E sei è il numero che qui torna, come ’6’ è il ’nome’ del protagonista interpretato da James Caviezel, un piccolo uomo posto di fronte a un gigante come Ian McKellen nei panni di ’2’ (ove l’attore inglese ci regala una performance da sogno, in assoluto una delle sue migliori negli ultimi dieci anni di carriera). E evidentemente è un po’ un sogno The Prisoner, un’opera a tratti assai coraggiosa nel reinventare quella lontana gloria degli anni Sessanta. Sessanta che ritornano (ancora il Sei, ovviamente) attraverso il décor che ripropone l’atmosfera di quell’epoca, disponendo una fila ordinata di case che si oppone alla caotica circolarità vista nella controparte britannica, dove su di un’isola rocciosa erano racchiuse abitazioni affastellate l’una sull’altra.

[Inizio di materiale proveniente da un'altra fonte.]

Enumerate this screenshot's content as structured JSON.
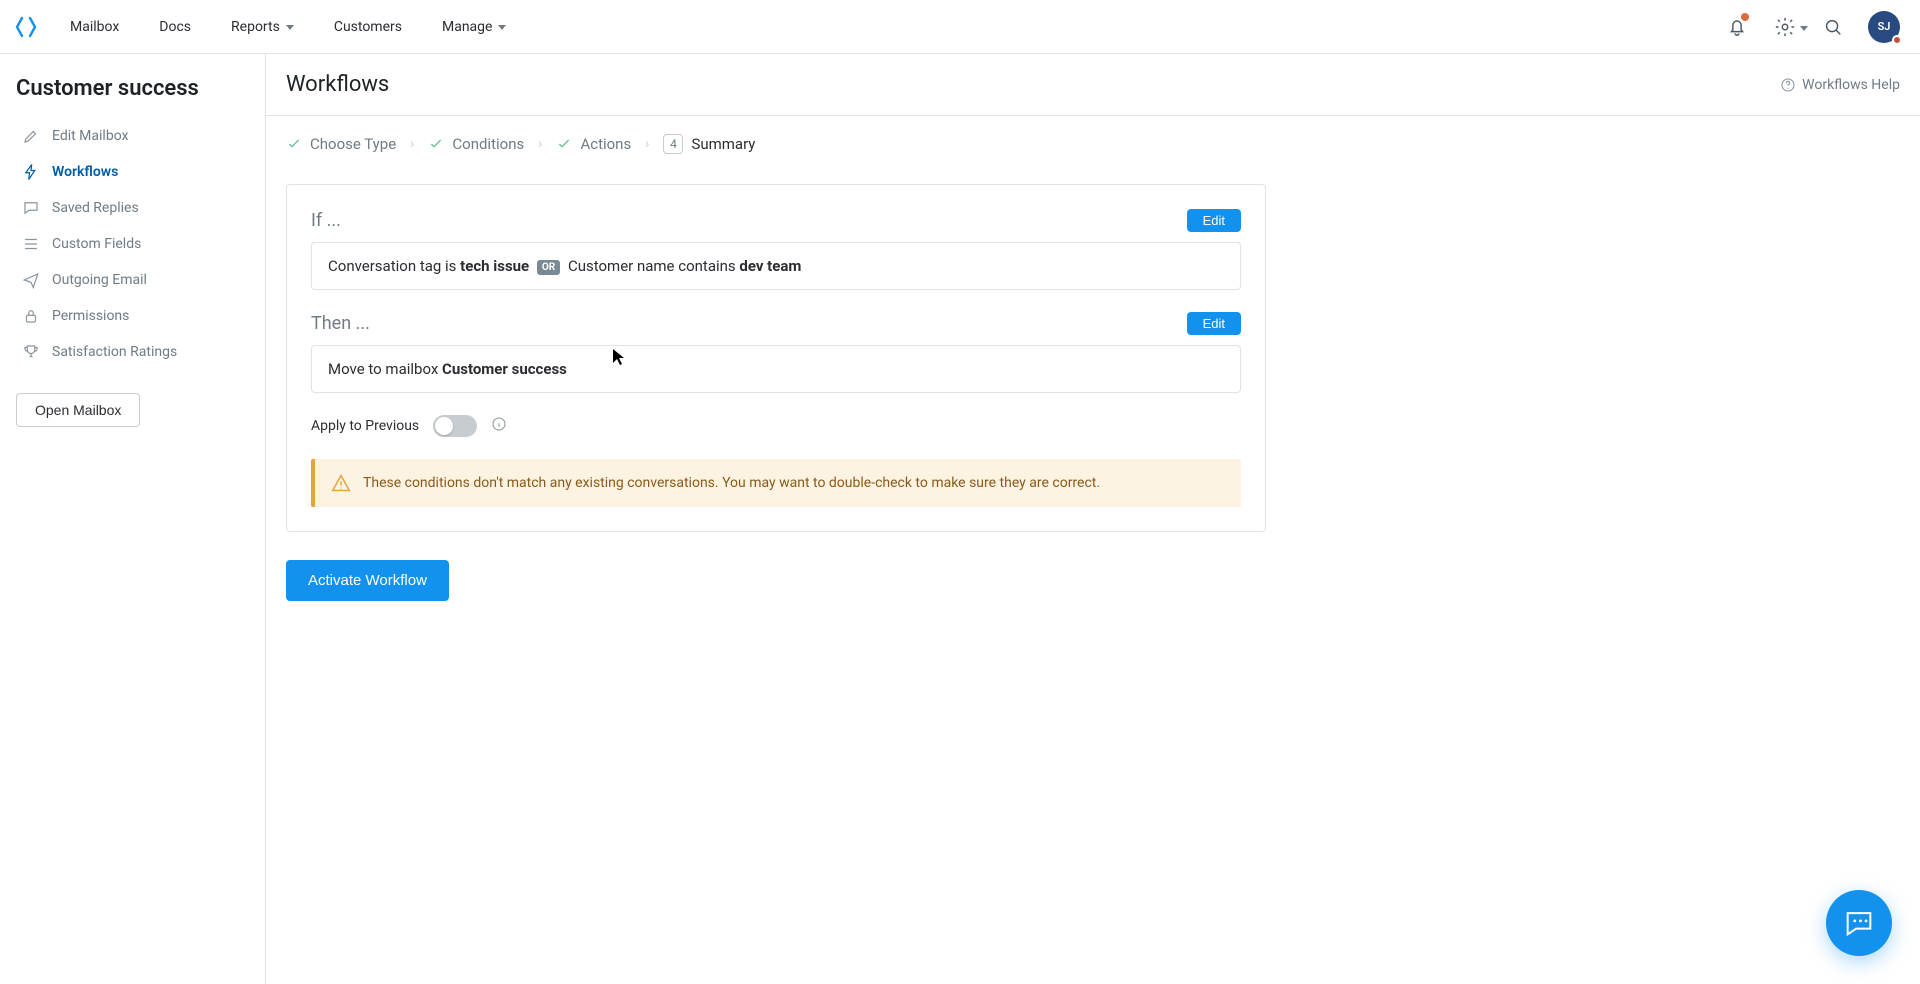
{
  "nav": {
    "mailbox": "Mailbox",
    "docs": "Docs",
    "reports": "Reports",
    "customers": "Customers",
    "manage": "Manage"
  },
  "profile": {
    "initials": "SJ"
  },
  "sidebar": {
    "title": "Customer success",
    "items": {
      "edit_mailbox": "Edit Mailbox",
      "workflows": "Workflows",
      "saved_replies": "Saved Replies",
      "custom_fields": "Custom Fields",
      "outgoing_email": "Outgoing Email",
      "permissions": "Permissions",
      "satisfaction_ratings": "Satisfaction Ratings"
    },
    "open_mailbox": "Open Mailbox"
  },
  "main": {
    "title": "Workflows",
    "help_link": "Workflows Help",
    "steps": {
      "choose_type": "Choose Type",
      "conditions": "Conditions",
      "actions": "Actions",
      "summary_num": "4",
      "summary": "Summary"
    },
    "if": {
      "heading": "If ...",
      "edit": "Edit",
      "rule_prefix": "Conversation tag is ",
      "rule_bold1": "tech issue",
      "rule_or": "OR",
      "rule_mid": " Customer name contains ",
      "rule_bold2": "dev team"
    },
    "then": {
      "heading": "Then ...",
      "edit": "Edit",
      "rule_prefix": "Move to mailbox ",
      "rule_bold": "Customer success"
    },
    "apply_previous": "Apply to Previous",
    "warning": "These conditions don't match any existing conversations. You may want to double-check to make sure they are correct.",
    "activate": "Activate Workflow"
  }
}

E, allo stesso modo, la lenta e cadenzata linearità di The Prisoner si allontana dalla soffocante circolarità de Il prigioniero che era rimasto intrappolato in un’acida realtà pop piena di colori, in una confusione che era un mosaico di frammenti impazziti, dove un frenetico percorso di tentativi di fuga si scontrava con continue sconfitte, inframezzate da vari movimenti atipici e da certe posizioni sghembe della telecamera. Al contrario oggi la reclusione negli anni Duemila viene raffigurata tramite case tutte uguali che, così come i pullman e le automobili, possono ricordare Cuba come l’America di mezzo secolo fa, qui immerse in un deserto senza fine con, sullo sfondo, la sagoma evanescente di due grattacieli, di due torri gemelle. E la location è fondamentale per fornire quel senso di attesa che è il basso continuo dell’intera miniserie (il deserto dei Tartari nel quale gli Stati Uniti si sono andati a cacciare?), una scelta comunque audace che è servita per sottolineare ancor più il senso di spaesamento e di abbandono che coglie prima il protagonista e poi, con il susseguirsi delle vicende, anche altri personaggi.
Perché comunque la più grande differenza rispetto all’originale inglese è che ora si è deciso di mostrare la debolezza psicologica e interiore, prediligendo un racconto minimalista che non ha nulla a che vedere con l’esempio del 1967, incentrato su un protagonista pensato sulla falsariga di un James Bond (anche se con molta più ironia) che lotta, in quanto individuo, contro la massificazione. Qui invece la situazione è molto più mesta e cupa con, appunto, una maggiore attenzione verso l’interiorità, esplicitando così una cifra stilistica che accompagna tanta televisione di questa terza Golden Age, spesso molto interessata allo sviluppo e alla profondità dei personaggi. Ne Il prigioniero, però, certe scelte che oggi potrebbero apparire alquanto ingenue – senza che, tuttavia, possano intaccare il suo status di capolavoro – riuscivano di certo a conferire al tutto un profondo senso di robotizzazione dell’essere umano. Sensazione peraltro acuita dalla geniale idea di far interpretare il numero 2 a più attori diversi, mentre ora il solo Ian McKellen è chiamato a un ruolo cui sa donare anche una certa e beffarda umanità, giacché, più che di disumanizzazione, The Prisoner sembra voler parlare di un processo di riumanizzazione, in un percorso di fuga lontano dalla prigione nella quale è rinchiusa la nostra mente.
Rappresentando in fondo una messa in scena, giustamente quello che più risalta di The Prisoner è la sua miracolosa realizzazione tecnica, la quale potrebbe fare impallidire tante produzioni cinematografiche: perché grande è stata l’attenzione con la quale ci si è adoperati nella direzione della fotografia, nella regia e nelle partiture musicale e sonora, per una cornice che riesce a donare un certo fascino - mai fine a se stesso - a un’opera che sconta giusto certe titubanze e alcune banalità della sceneggiatura, oltre che il peccato originale di essere giunta un po’ in ritardo e di non saper graffiare appieno. Tuttavia ciò non toglie che possa costituire un esempio da seguire per il genere particolare del remake, divenendo, in questo senso, una piccola pietra di paragone, la cui eco sarebbe meglio che fosse ascoltata anche da tanto cinema odierno.